Labeling covers significantly less surface area than decorating, and many decoration techniques such as full-body coating or acid etching, sandblasting, accessory application, etc., cannot be replicated by a label. If your branding and design fits on a label, then labeling can sometimes be less expensive than printing onto the bottle. However, bottles with decoration withstand a wet environment much better than bottles with traditional labeling (e.g., in an ice bucket).

The quality of the glass will dictate whether it is able to support embossing and specific decoration processes, as well as a high level of detail in decoration. With hot stamping, coating or screen printing, it’s important that the structure and quality of the glass combine well for a perfect rendering. Working with a customized stock bottle helps with feeling comfortable with the integrity of the bottle. Choosing a glass manufacturer that is also a decorator saves time and money and reduces the chance of complications.

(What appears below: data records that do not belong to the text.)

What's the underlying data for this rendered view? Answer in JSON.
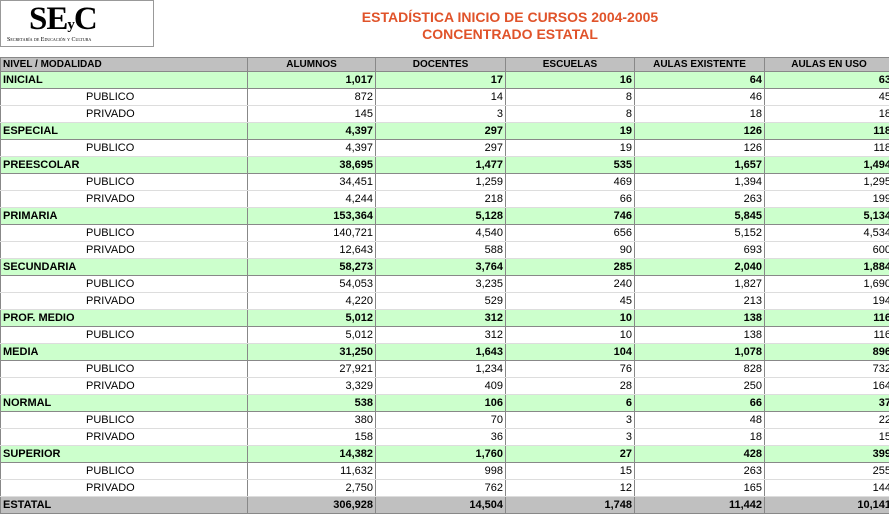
{
  "logo": {
    "big": "SE",
    "small": "y",
    "last": "C",
    "caption": "Secretaría de Educación y Cultura"
  },
  "title": "ESTADÍSTICA INICIO DE CURSOS 2004-2005",
  "subtitle": "CONCENTRADO ESTATAL",
  "table": {
    "headers": [
      "NIVEL / MODALIDAD",
      "ALUMNOS",
      "DOCENTES",
      "ESCUELAS",
      "AULAS EXISTENTE",
      "AULAS EN USO"
    ],
    "groups": [
      {
        "name": "INICIAL",
        "values": [
          "1,017",
          "17",
          "16",
          "64",
          "63"
        ],
        "rows": [
          {
            "name": "PUBLICO",
            "values": [
              "872",
              "14",
              "8",
              "46",
              "45"
            ]
          },
          {
            "name": "PRIVADO",
            "values": [
              "145",
              "3",
              "8",
              "18",
              "18"
            ]
          }
        ]
      },
      {
        "name": "ESPECIAL",
        "values": [
          "4,397",
          "297",
          "19",
          "126",
          "118"
        ],
        "rows": [
          {
            "name": "PUBLICO",
            "values": [
              "4,397",
              "297",
              "19",
              "126",
              "118"
            ]
          }
        ]
      },
      {
        "name": "PREESCOLAR",
        "values": [
          "38,695",
          "1,477",
          "535",
          "1,657",
          "1,494"
        ],
        "rows": [
          {
            "name": "PUBLICO",
            "values": [
              "34,451",
              "1,259",
              "469",
              "1,394",
              "1,295"
            ]
          },
          {
            "name": "PRIVADO",
            "values": [
              "4,244",
              "218",
              "66",
              "263",
              "199"
            ]
          }
        ]
      },
      {
        "name": "PRIMARIA",
        "values": [
          "153,364",
          "5,128",
          "746",
          "5,845",
          "5,134"
        ],
        "rows": [
          {
            "name": "PUBLICO",
            "values": [
              "140,721",
              "4,540",
              "656",
              "5,152",
              "4,534"
            ]
          },
          {
            "name": "PRIVADO",
            "values": [
              "12,643",
              "588",
              "90",
              "693",
              "600"
            ]
          }
        ]
      },
      {
        "name": "SECUNDARIA",
        "values": [
          "58,273",
          "3,764",
          "285",
          "2,040",
          "1,884"
        ],
        "rows": [
          {
            "name": "PUBLICO",
            "values": [
              "54,053",
              "3,235",
              "240",
              "1,827",
              "1,690"
            ]
          },
          {
            "name": "PRIVADO",
            "values": [
              "4,220",
              "529",
              "45",
              "213",
              "194"
            ]
          }
        ]
      },
      {
        "name": "PROF. MEDIO",
        "values": [
          "5,012",
          "312",
          "10",
          "138",
          "116"
        ],
        "rows": [
          {
            "name": "PUBLICO",
            "values": [
              "5,012",
              "312",
              "10",
              "138",
              "116"
            ]
          }
        ]
      },
      {
        "name": "MEDIA",
        "values": [
          "31,250",
          "1,643",
          "104",
          "1,078",
          "896"
        ],
        "rows": [
          {
            "name": "PUBLICO",
            "values": [
              "27,921",
              "1,234",
              "76",
              "828",
              "732"
            ]
          },
          {
            "name": "PRIVADO",
            "values": [
              "3,329",
              "409",
              "28",
              "250",
              "164"
            ]
          }
        ]
      },
      {
        "name": "NORMAL",
        "values": [
          "538",
          "106",
          "6",
          "66",
          "37"
        ],
        "rows": [
          {
            "name": "PUBLICO",
            "values": [
              "380",
              "70",
              "3",
              "48",
              "22"
            ]
          },
          {
            "name": "PRIVADO",
            "values": [
              "158",
              "36",
              "3",
              "18",
              "15"
            ]
          }
        ]
      },
      {
        "name": "SUPERIOR",
        "values": [
          "14,382",
          "1,760",
          "27",
          "428",
          "399"
        ],
        "rows": [
          {
            "name": "PUBLICO",
            "values": [
              "11,632",
              "998",
              "15",
              "263",
              "255"
            ]
          },
          {
            "name": "PRIVADO",
            "values": [
              "2,750",
              "762",
              "12",
              "165",
              "144"
            ]
          }
        ]
      }
    ],
    "total": {
      "name": "ESTATAL",
      "values": [
        "306,928",
        "14,504",
        "1,748",
        "11,442",
        "10,141"
      ]
    }
  }
}
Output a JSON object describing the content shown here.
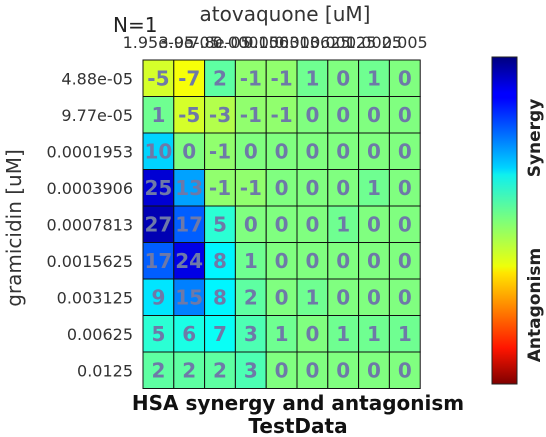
{
  "chart_data": {
    "type": "heatmap",
    "n_label": "N=1",
    "title": "HSA synergy and antagonism",
    "subtitle": "TestData",
    "xlabel": "atovaquone [uM]",
    "ylabel": "gramicidin [uM]",
    "x_ticks": [
      "1.95e-05",
      "3.9e-05",
      "7.8e-05",
      "0.000156",
      "0.000313",
      "0.000625",
      "0.00125",
      "0.0025",
      "0.005"
    ],
    "y_ticks": [
      "4.88e-05",
      "9.77e-05",
      "0.0001953",
      "0.0003906",
      "0.0007813",
      "0.0015625",
      "0.003125",
      "0.00625",
      "0.0125"
    ],
    "values": [
      [
        -5,
        -7,
        2,
        -1,
        -1,
        1,
        0,
        1,
        0
      ],
      [
        1,
        -5,
        -3,
        -1,
        -1,
        0,
        0,
        0,
        0
      ],
      [
        10,
        0,
        -1,
        0,
        0,
        0,
        0,
        0,
        0
      ],
      [
        25,
        13,
        -1,
        -1,
        0,
        0,
        0,
        1,
        0
      ],
      [
        27,
        17,
        5,
        0,
        0,
        0,
        1,
        0,
        0
      ],
      [
        17,
        24,
        8,
        1,
        0,
        0,
        0,
        0,
        0
      ],
      [
        9,
        15,
        8,
        2,
        0,
        1,
        0,
        0,
        0
      ],
      [
        5,
        6,
        7,
        3,
        1,
        0,
        1,
        1,
        1
      ],
      [
        2,
        2,
        2,
        3,
        0,
        0,
        0,
        0,
        0
      ]
    ],
    "color_range": [
      -30,
      30
    ],
    "colorbar_labels": {
      "top": "Synergy",
      "bottom": "Antagonism"
    },
    "colormap": "jet",
    "grid": true
  }
}
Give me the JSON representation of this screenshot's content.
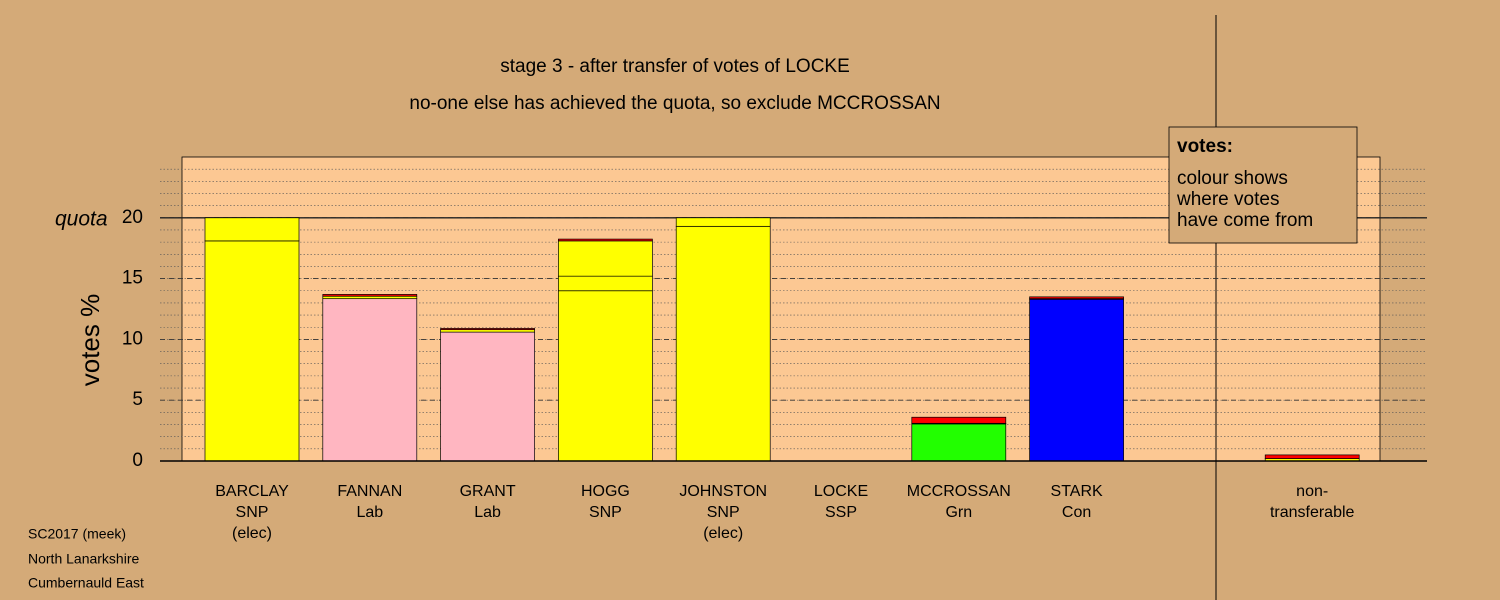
{
  "chart_data": {
    "type": "stacked_bar",
    "title": "stage 3 - after transfer of votes of LOCKE",
    "subtitle": "no-one else has achieved the quota, so exclude MCCROSSAN",
    "y_label": "votes %",
    "quota": 20,
    "quota_label": "quota",
    "categories": [
      [
        "BARCLAY",
        "SNP",
        "(elec)"
      ],
      [
        "FANNAN",
        "Lab"
      ],
      [
        "GRANT",
        "Lab"
      ],
      [
        "HOGG",
        "SNP"
      ],
      [
        "JOHNSTON",
        "SNP",
        "(elec)"
      ],
      [
        "LOCKE",
        "SSP"
      ],
      [
        "MCCROSSAN",
        "Grn"
      ],
      [
        "STARK",
        "Con"
      ],
      [
        "non-",
        "transferable"
      ]
    ],
    "series": [
      {
        "colors": [
          "#ffff00",
          "#ffb6c1",
          "#ffb6c1",
          "#ffff00",
          "#ffff00",
          "#ff0000",
          "#22ff00",
          "#0000ff",
          "#ffff00"
        ],
        "values": [
          18.1,
          13.35,
          10.6,
          14.0,
          19.3,
          0,
          3.05,
          13.3,
          0
        ]
      },
      {
        "color": "#ffff00",
        "values": [
          1.9,
          0.2,
          0.2,
          1.2,
          0.7,
          0,
          0.05,
          0.05,
          0.2
        ]
      },
      {
        "color": "#ffff00",
        "values": [
          0,
          0,
          0,
          2.9,
          0,
          0,
          0,
          0,
          0
        ]
      },
      {
        "color": "#ff0000",
        "values": [
          0,
          0.15,
          0.1,
          0.15,
          0,
          0,
          0.5,
          0.15,
          0.3
        ]
      }
    ],
    "ylim": [
      0,
      25
    ],
    "yticks": [
      0,
      5,
      10,
      15,
      20
    ],
    "grid": true,
    "legend": {
      "title": "votes:",
      "lines": [
        "colour shows",
        "where votes",
        "have come from"
      ]
    },
    "footer": [
      "SC2017 (meek)",
      "North Lanarkshire",
      "Cumbernauld East"
    ]
  }
}
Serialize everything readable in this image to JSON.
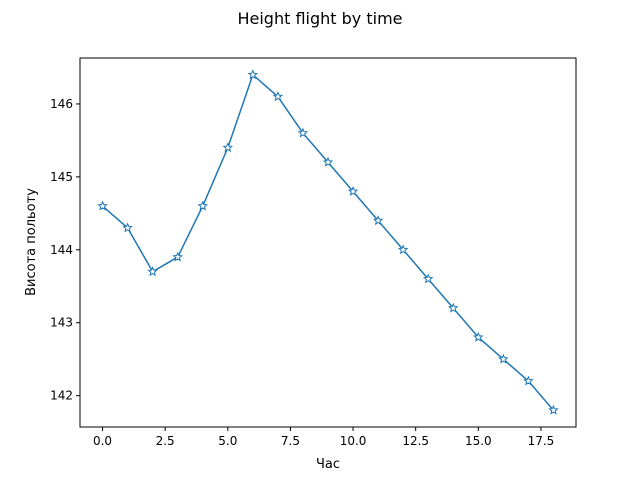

In order to meet the needs of their customers, glass manufacturers must consider several factors when developing a robust system:

Speed to market: Craft distillers often place small orders and need them quickly. Glass manufacturers who own plants in North America can produce and deliver bottles with shorter lead times.

Establish an outbound department that works closely with customers of all sizes to fine-tune deliveries according to their needs and bottling line requirements.

Maintain a close relationship with local and large carriers in each region to have the ability to ship via air at competitive prices.


As demand increases for personalization services, glass manufacturers should offer customers the option to have any glass bottle repacked into any type of box decoration. This service should be available across all its warehouses.

Offer packaging that can be repurposed and deliver finished product in.

Develop a specialized glass treatment that offers a higher scuffing resistance than any other treatment in the market to ship reverse-tapered bottles without dividers with minimum scuffing worldwide.